Councilmember Ferreira on Measure O
Eminent Domain

The U.S. Supreme Court’s decision in the Susette Kelo vs City of New London case was delivered on June 23 and runs to 48 pages. I’m not going to bore you with detailed analysis. You can read it for yourself at:

http://caselaw.lp.findlaw.com/scripts/getcase.pl?court=US&vol=000&invol=04-108#opinion1.

But I do want to address the fact that this decision has greatly increased governmental powers in the exercise of Eminent Domain - the Taking of private property for “public use” under the Takings Clause of the Fifth Ammendment to the Constitution - and neither I nor millions of other people in the United States are happy about it. Essentially, the Decision allows governmental bodies to use the mere prospect of increased revenue from a prospective development under transferred ownership to be sufficient to meet the test of “public use”.

Excuse me, but I think the Justices got all tangled in their robes on this one. Just think how that power could play out in small cities across the United States. Sam the Buggy-whip Maker convinces his buddies at the Lesser Peoria City Hall to “take” the Toyota carlot next to his factory so he can increase buggy-whip production. City Hall predicts a revenue increase and the taking is done. The buggy-whip market goes soft, however, so poor old Sam has to build condos on the property instead. Darndest thing, that buggy-whip market. Hard to to predict.

Except when used for roadbuilding, the citizens of Half Moon Bay have had an historical antipathy to Eminent Domain, the most vivid example of which was the twoto- one thumping they gave to the North Wavecrest Redevelopment project in 1995. They went along with the South Wavecrest Redevelopment in the early 90s because it didn’t involve “tax-increment financing” but even that went a bit astray when the Eminent Domain cost projections proved to be underestimated and the City ended up foregoing $2 million in revenue to make up for it.

In almost every state in the Union, there are movements to create laws reducing the impacts of the Kelo Decision. Many of them are, in my opinion, a mixed bag and might create more problems than they would solve, but most of those movements will be played out at the State government level rather than the City level.

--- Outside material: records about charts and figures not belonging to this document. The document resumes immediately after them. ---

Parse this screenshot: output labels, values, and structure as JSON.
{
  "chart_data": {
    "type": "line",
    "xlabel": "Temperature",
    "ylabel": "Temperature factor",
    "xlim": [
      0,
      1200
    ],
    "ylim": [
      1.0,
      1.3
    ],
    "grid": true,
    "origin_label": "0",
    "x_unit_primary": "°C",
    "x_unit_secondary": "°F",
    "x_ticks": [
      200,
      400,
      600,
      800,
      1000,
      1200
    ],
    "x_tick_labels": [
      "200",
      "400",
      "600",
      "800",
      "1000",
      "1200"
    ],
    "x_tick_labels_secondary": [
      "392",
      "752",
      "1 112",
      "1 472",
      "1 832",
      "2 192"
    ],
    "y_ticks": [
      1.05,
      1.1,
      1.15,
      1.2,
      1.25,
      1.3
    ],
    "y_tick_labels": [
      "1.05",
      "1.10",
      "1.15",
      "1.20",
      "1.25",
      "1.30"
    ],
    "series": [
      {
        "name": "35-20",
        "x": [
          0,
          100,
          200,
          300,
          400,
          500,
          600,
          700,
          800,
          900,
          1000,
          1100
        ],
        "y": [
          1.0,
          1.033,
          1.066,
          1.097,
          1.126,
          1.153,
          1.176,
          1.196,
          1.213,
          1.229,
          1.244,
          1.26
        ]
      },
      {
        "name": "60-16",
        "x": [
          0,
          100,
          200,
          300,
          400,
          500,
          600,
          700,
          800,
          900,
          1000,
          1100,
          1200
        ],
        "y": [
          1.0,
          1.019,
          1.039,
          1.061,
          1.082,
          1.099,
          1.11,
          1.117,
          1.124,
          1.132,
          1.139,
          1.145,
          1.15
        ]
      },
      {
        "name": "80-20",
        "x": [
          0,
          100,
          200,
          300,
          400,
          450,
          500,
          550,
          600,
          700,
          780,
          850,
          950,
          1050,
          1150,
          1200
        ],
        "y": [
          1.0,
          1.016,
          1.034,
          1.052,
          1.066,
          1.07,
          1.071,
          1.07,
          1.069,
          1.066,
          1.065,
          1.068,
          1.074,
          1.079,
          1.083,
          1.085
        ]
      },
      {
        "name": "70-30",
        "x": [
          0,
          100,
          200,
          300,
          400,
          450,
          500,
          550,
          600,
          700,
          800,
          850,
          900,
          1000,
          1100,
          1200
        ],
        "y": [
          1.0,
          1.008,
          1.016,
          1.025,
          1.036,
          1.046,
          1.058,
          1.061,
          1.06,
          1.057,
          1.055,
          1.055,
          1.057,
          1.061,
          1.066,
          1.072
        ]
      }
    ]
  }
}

So what can we do about this at the City level? We can’t overrule the U.S. Supreme Court and we can’t constrain the State. But we can, if we choose to, pass an Advisory Measure - hopefully by a big margin - advising future City Councils that the citizenry of this City emphatically do not want their City government to take anyone’s property solely on the Kelo Decision’s basis of predicted higher future revenue as constituting “public use”.

The City Council has asked the City Attorney to present a draft of such a measure at the next Council Meeting on August 1. If the wording adequately reflects the intentions of the Council we’ll put it on the ballot. Maybe we’ll have something to vote on in November that will bring all of us together, if only for that moment.